Stephen Iodice v. George Rusnak et al.
    Inglis, O. J., Baldwin, O’Sullivan, Wynne and Daly, Js.
    Argued February 7
    decided February 28, 1956
    
      
      Samuel C. Berman, with whom was Jacob J. Goldman, for the appellants (defendants).
    
      Samuel Engehnan, for the appellee (plaintiff).
   Wynne, J.

In this action the plaintiff seeks to recover a broker’s commission on the claim that he had produced customers ready, willing and able to buy property listed with him by the then owners on terms which the latter had fixed. The court rendered judgment for the plaintiff, and the defendants appealed.
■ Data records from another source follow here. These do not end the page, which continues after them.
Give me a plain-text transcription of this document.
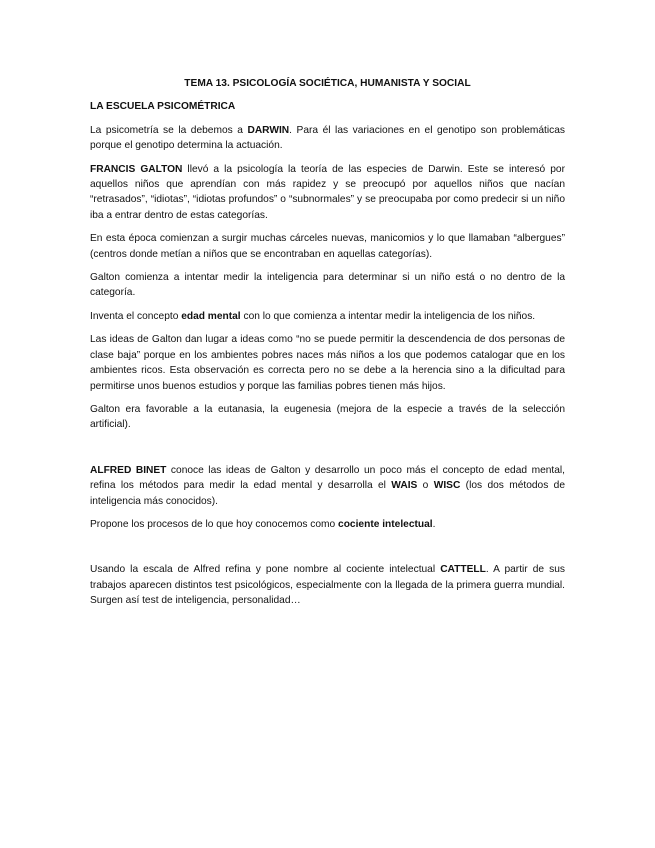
TEMA 13. PSICOLOGÍA SOCIÉTICA, HUMANISTA Y SOCIAL
LA ESCUELA PSICOMÉTRICA

La psicometría se la debemos a DARWIN. Para él las variaciones en el genotipo son problemáticas porque el genotipo determina la actuación.

FRANCIS GALTON llevó a la psicología la teoría de las especies de Darwin. Este se interesó por aquellos niños que aprendían con más rapidez y se preocupó por aquellos niños que nacían “retrasados”, “idiotas”, “idiotas profundos” o “subnormales” y se preocupaba por como predecir si un niño iba a entrar dentro de estas categorías.

En esta época comienzan a surgir muchas cárceles nuevas, manicomios y lo que llamaban “albergues” (centros donde metían a niños que se encontraban en aquellas categorías).

Galton comienza a intentar medir la inteligencia para determinar si un niño está o no dentro de la categoría.

Inventa el concepto edad mental con lo que comienza a intentar medir la inteligencia de los niños.

Las ideas de Galton dan lugar a ideas como “no se puede permitir la descendencia de dos personas de clase baja” porque en los ambientes pobres naces más niños a los que podemos catalogar que en los ambientes ricos. Esta observación es correcta pero no se debe a la herencia sino a la dificultad para permitirse unos buenos estudios y porque las familias pobres tienen más hijos.

Galton era favorable a la eutanasia, la eugenesia (mejora de la especie a través de la selección artificial).

ALFRED BINET conoce las ideas de Galton y desarrollo un poco más el concepto de edad mental, refina los métodos para medir la edad mental y desarrolla el WAIS o WISC (los dos métodos de inteligencia más conocidos).

Propone los procesos de lo que hoy conocemos como cociente intelectual.

Usando la escala de Alfred refina y pone nombre al cociente intelectual CATTELL. A partir de sus trabajos aparecen distintos test psicológicos, especialmente con la llegada de la primera guerra mundial. Surgen así test de inteligencia, personalidad…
From so much of the finding as is unchallenged, the following facts appear: In April, 1952, George and Katherine Rusnak were joint owners of property at 208-210 Brooks Street in Bridgeport. There was no mortgage upon the property. The owners listed it for sale with the plaintiff and agreed to pay him a commission of 5 per cent if he produced a customer ready, willing and able to purchase the property upon their terms. The established sale price was $14,000. The plaintiff brought the property to the attention of Bertram A. and Florine Taylor, husband and wife. On or about June 1, 1952, the plaintiff prepared a contract of sale which he brought to the home of the Rusnaks. This contract fixed the selling price of the property at $14,000, represented by a $500 deposit which the plaintiff was to obtain from the Taylors, a $7000 bank mortgage and a $6500 purchase money mortgage. The closing day was to be June 10, 1952. On June 2, the Taylors signed the contract, having paid the $500 deposit to the plaintiff, and George Rusnak signed it. It was presented to Mrs. Rusnak but she refused to sign it.
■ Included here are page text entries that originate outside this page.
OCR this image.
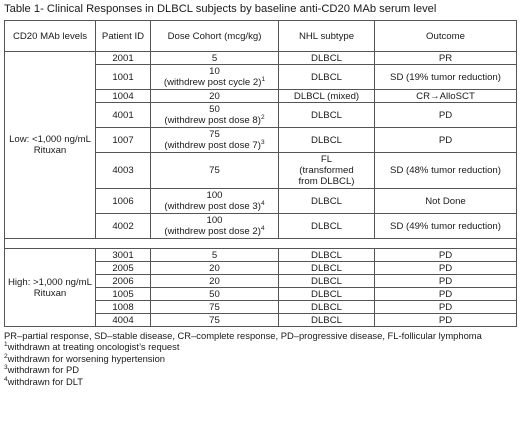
Table 1- Clinical Responses in DLBCL subjects by baseline anti-CD20 MAb serum level
CD20 MAb levels	Patient ID	Dose Cohort (mcg/kg)	NHL subtype	Outcome
Low: <1,000 ng/mL Rituxan	2001	5	DLBCL	PR
	1001	10
(withdrew post cycle 2)$^1$	DLBCL	SD (19% tumor reduction)
	1004	20	DLBCL (mixed)	CR→AlloSCT
	4001	50
(withdrew post dose 8)$^2$	DLBCL	PD
	1007	75
(withdrew post dose 7)$^3$	DLBCL	PD
	4003	75	FL
(transformed
from DLBCL)	SD (48% tumor reduction)
	1006	100
(withdrew post dose 3)$^4$	DLBCL	Not Done
	4002	100
(withdrew post dose 2)$^4$	DLBCL	SD (49% tumor reduction)

High: >1,000 ng/mL Rituxan	3001	5	DLBCL	PD
	2005	20	DLBCL	PD
	2006	20	DLBCL	PD
	1005	50	DLBCL	PD
	1008	75	DLBCL	PD
	4004	75	DLBCL	PD
PR–partial response, SD–stable disease, CR–complete response, PD–progressive disease, FL-follicular lymphoma
$^1$withdrawn at treating oncologist’s request
$^2$withdrawn for worsening hypertension
$^3$withdrawn for PD
$^4$withdrawn for DLT
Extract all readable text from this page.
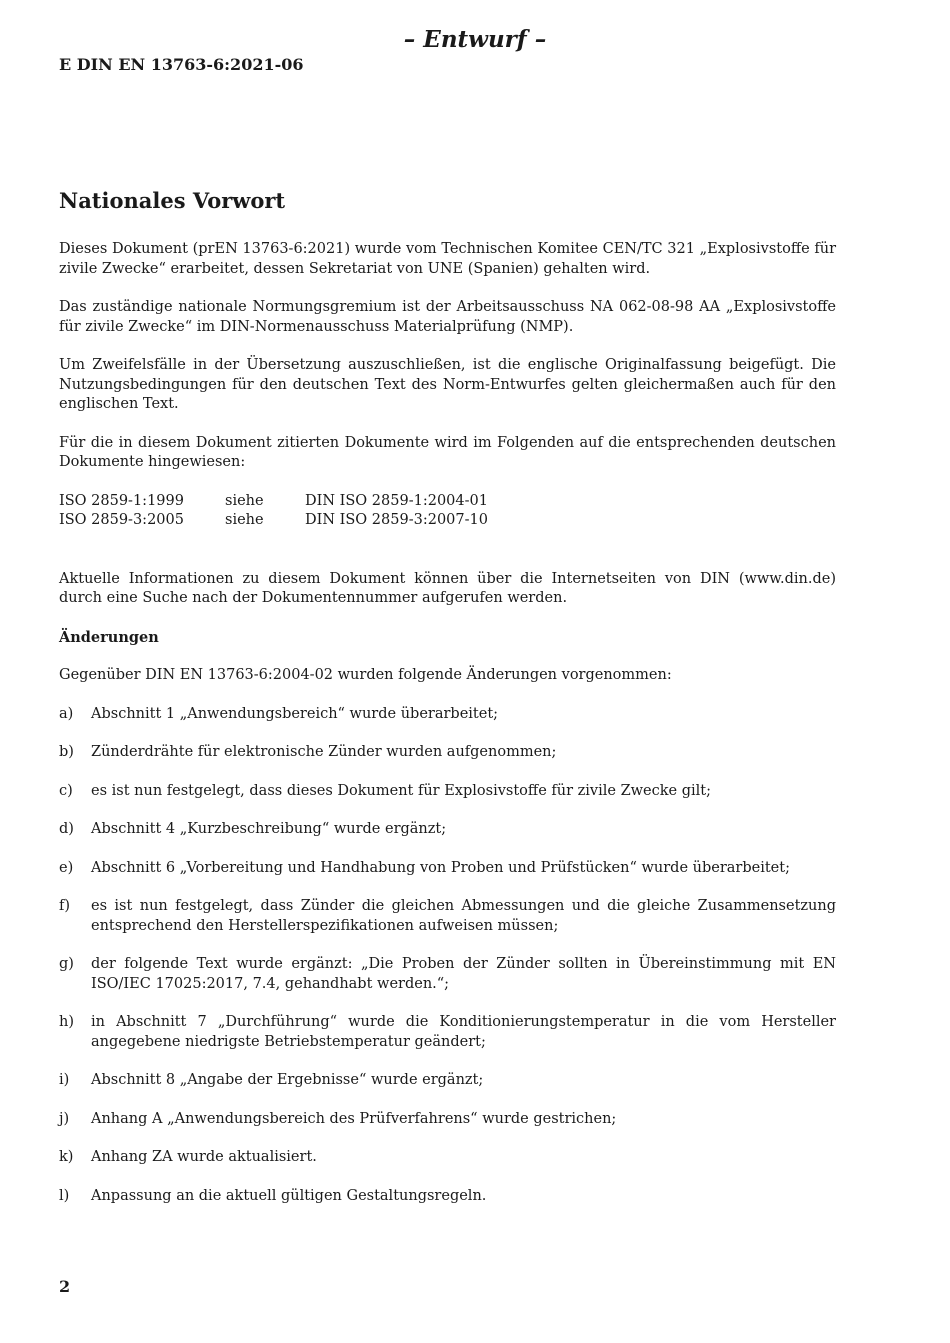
– Entwurf –
E DIN EN 13763-6:2021-06
Nationales Vorwort

Dieses Dokument (prEN 13763-6:2021) wurde vom Technischen Komitee CEN/TC 321 „Explosivstoffe für zivile Zwecke“ erarbeitet, dessen Sekretariat von UNE (Spanien) gehalten wird.

Das zuständige nationale Normungsgremium ist der Arbeitsausschuss NA 062-08-98 AA „Explosivstoffe für zivile Zwecke“ im DIN-Normenausschuss Materialprüfung (NMP).

Um Zweifelsfälle in der Übersetzung auszuschließen, ist die englische Originalfassung beigefügt. Die Nutzungsbedingungen für den deutschen Text des Norm-Entwurfes gelten gleichermaßen auch für den englischen Text.

Für die in diesem Dokument zitierten Dokumente wird im Folgenden auf die entsprechenden deutschen Dokumente hingewiesen:

ISO 2859-1:1999	siehe	DIN ISO 2859-1:2004-01
ISO 2859-3:2005	siehe	DIN ISO 2859-3:2007-10

Aktuelle Informationen zu diesem Dokument können über die Internetseiten von DIN (www.din.de) durch eine Suche nach der Dokumentennummer aufgerufen werden.

Änderungen

Gegenüber DIN EN 13763-6:2004-02 wurden folgende Änderungen vorgenommen:

a)	Abschnitt 1 „Anwendungsbereich“ wurde überarbeitet;
b)	Zünderdrähte für elektronische Zünder wurden aufgenommen;
c)	es ist nun festgelegt, dass dieses Dokument für Explosivstoffe für zivile Zwecke gilt;
d)	Abschnitt 4 „Kurzbeschreibung“ wurde ergänzt;
e)	Abschnitt 6 „Vorbereitung und Handhabung von Proben und Prüfstücken“ wurde überarbeitet;
f)	es ist nun festgelegt, dass Zünder die gleichen Abmessungen und die gleiche Zusammensetzung entsprechend den Herstellerspezifikationen aufweisen müssen;
g)	der folgende Text wurde ergänzt: „Die Proben der Zünder sollten in Übereinstimmung mit EN ISO/IEC 17025:2017, 7.4, gehandhabt werden.“;
h)	in Abschnitt 7 „Durchführung“ wurde die Konditionierungstemperatur in die vom Hersteller angegebene niedrigste Betriebstemperatur geändert;
i)	Abschnitt 8 „Angabe der Ergebnisse“ wurde ergänzt;
j)	Anhang A „Anwendungsbereich des Prüfverfahrens“ wurde gestrichen;
k)	Anhang ZA wurde aktualisiert.
l)	Anpassung an die aktuell gültigen Gestaltungsregeln.
2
The court also found that Mrs. Rusnak thereafter lost interest in the proposed sale, but that on June 8, 1952, her interest was rekindled and she expressed a desire to consummate the transaction.

The fatal defect in the plaintiff’s case is the lack of any finding that the plaintiff produced a purchaser who was ready, able and willing to buy the property upon terms agreeable to Mrs. Rusnak. She was a joint owner with her husband George. To make her liable for a commission, it must appear that the proposed terms were agreeable to her. Hancock Co. v. S. Z. Poli Corporation, 113 Conn. 545, 550, 155 A. 914. The finding that Mrs. Rusnak’s interest was rekindled and that she expressed a desire to consummate the transaction is attacked by the defendants. However, as it stands it is not adequate to establish the fact that the terms upon which, the plaintiff’s customers were willing to purchase were agreeable or acceptable to Mrs. Rusnak. It is not claimed that George Rusnak’s signature on the proposed contract bound Mrs. Rusnak. The marital status does not give rise to an agency. Agency has to be proved by a preponderance of the evidence. Cyclone Fence Co. v. McAviney, 121 Conn. 656, 659, 186 A. 635.

The view we take of the case makes it unnecessary to consider the claimed error in a ruling on evidence.

There is error, the judgment is set aside, and a new trial is ordered.

In this opinion the other judges concurred.